Renal involvement in MM is common, and there is a correlation between the presence and severity of renal failure and patient survival.2 Cast nephropathy (myeloma kidney) is the most common development in patients with MM and renal dysfunction.3 Protein M is not detected in approximately 3% of patients with MM in the immunofixation analysis of blood and urine samples upon diagnosis, considering these cases to be non-secretory MM; it is rare that these patients should have cast nephropathy, since there is very little light chain elimination.4
In our case, this being an oligosecretory MM (with little monoclonal presence in blood and urine samples), the renal histological analysis detected the presence of cast nephropathy (myeloma kidney), which led to the diagnosis of MM. The bone marrow biopsy confirmed MM with widespread involvement. The bone analysis also did not detect images indicative of osteolysis, although the full-body MRI did find diffuse myeloma involvement (Figure 2).
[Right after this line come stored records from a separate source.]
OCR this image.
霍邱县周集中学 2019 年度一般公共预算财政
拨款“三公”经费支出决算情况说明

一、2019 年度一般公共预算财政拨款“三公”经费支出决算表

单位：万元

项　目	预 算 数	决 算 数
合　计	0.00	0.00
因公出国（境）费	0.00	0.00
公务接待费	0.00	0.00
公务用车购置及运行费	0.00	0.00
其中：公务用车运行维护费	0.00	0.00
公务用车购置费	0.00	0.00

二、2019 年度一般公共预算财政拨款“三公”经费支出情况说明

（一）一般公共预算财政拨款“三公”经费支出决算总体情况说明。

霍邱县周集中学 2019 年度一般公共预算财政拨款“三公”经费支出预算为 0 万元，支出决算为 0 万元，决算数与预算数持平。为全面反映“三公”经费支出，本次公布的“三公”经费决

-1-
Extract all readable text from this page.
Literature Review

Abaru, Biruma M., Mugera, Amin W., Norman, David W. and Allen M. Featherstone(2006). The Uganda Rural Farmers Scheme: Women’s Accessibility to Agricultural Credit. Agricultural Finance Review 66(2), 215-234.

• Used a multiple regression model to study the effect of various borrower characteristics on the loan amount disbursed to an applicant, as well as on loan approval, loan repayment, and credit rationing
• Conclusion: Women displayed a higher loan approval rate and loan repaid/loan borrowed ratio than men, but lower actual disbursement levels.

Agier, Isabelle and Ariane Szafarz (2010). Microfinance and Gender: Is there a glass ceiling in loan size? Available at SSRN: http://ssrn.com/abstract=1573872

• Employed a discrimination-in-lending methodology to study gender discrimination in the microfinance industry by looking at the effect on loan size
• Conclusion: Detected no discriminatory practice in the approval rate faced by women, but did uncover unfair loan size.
It is also curious that in spite of the low detection of tumour mass and the previous good health of the patient (with no prior cardiological incidents), cardiac arrhythmias started to appear (initially related to toxic hyperkalaemia possibly associated with tumour lysis due to the chemotherapy); however, after halting chemotherapy and intensifying the haemodialysis treatment and implanting the pacemaker (temporary and permanent), the cardiac arrhythmias persisted and the patient died.
Our objective here was to communicate the case of discordance between an oligosecretory MM with a minimal monoclonal component and very extensive spread that led to patient death one week after diagnosis.
Conflicts of interest
The authors have no conflicts of interest to declare.
Figure 1. Chest x-ray obtained upon patient hospitalisation
Figure 2. Full-body magnetic resonance. Figure 1. Evolution of calcium, phosphorous and intact parathyroid hormone (iPTH) levels.